| We deal with energy efficient time-division multiple access (TDMA) over fading channels with finite-rate feedback in the power-limited regime. Through finite-rate feedback from the access point, users acquire quantized channel state information. The goal is to map channel quantization states to adaptive modulation and coding (AMC) modes and allocate optimally time slots to users so that transmit-power is minimized. To this end, we develop two joint quantization and resource allocation approaches. In the first one, we rely on the quantization regions associated to each AMC mode and the time
allocation policy inherited from the perfect CSI case to optimize the fixed transmit-power across quantization states. In the second approach, we pursue separable optimization and resort to coordinate descent algorithms to solve the following two sub-problems: (a) given a time allocation, we optimize the quantization thresholds (regions) and transmit-powers; and (b) with improved quantization regions, we optimize the time allocation policy. Numerical results are present to evaluate the energy savings and compare the novel approaches. |
| G. B. Giannakis received his Diploma in Electrical Engineering from the National Technical University of Athens, Greece, 1981. From September 1982 to July 1986 he was with the University of Southern California (USC), where he received his MSc. in Electrical Engineering, 1983, MSc. in Mathematics, 1986, and Ph.D. in Electrical Engineering, 1986. After lecturing for one year at USC, he joined the University of Virginia in 1987, where he became a professor of Electrical Engineering in 1997. Since 1999 he has been a professor with the Department of Electrical and Computer Engineering at the University of Minnesota, where he now holds an ADC Chair in Wireless Telecommunications.

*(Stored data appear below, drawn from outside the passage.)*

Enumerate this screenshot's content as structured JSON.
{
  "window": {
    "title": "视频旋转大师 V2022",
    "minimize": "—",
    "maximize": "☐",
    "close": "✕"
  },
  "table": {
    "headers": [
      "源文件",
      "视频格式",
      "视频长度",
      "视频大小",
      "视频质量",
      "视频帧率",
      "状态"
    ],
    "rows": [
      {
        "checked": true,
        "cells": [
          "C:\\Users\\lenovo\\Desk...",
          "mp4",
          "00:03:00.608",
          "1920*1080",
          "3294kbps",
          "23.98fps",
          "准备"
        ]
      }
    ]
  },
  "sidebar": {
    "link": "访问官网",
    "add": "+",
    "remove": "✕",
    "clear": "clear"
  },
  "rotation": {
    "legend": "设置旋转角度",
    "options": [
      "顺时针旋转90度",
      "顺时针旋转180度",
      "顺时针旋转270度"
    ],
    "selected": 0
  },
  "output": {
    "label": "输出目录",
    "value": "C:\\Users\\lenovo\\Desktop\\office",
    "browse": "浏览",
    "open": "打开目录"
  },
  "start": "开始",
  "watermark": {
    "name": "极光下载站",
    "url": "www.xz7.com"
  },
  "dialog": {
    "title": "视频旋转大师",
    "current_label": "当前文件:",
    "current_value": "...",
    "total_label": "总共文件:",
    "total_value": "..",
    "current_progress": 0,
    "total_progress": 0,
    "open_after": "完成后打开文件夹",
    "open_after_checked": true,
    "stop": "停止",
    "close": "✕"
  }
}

His general interests span the areas of communications and signal processing, estimation and detection theory, time-series analysis, and system identification -- subjects on which he has published more than 250 journal papers, 400 conference papers and two edited books. Current research focuses on diversity techniques for fading channels, complex-field and space-time coding, multicarrier, ultra-wide band wireless communication systems, cross-layer designs and sensor networks. |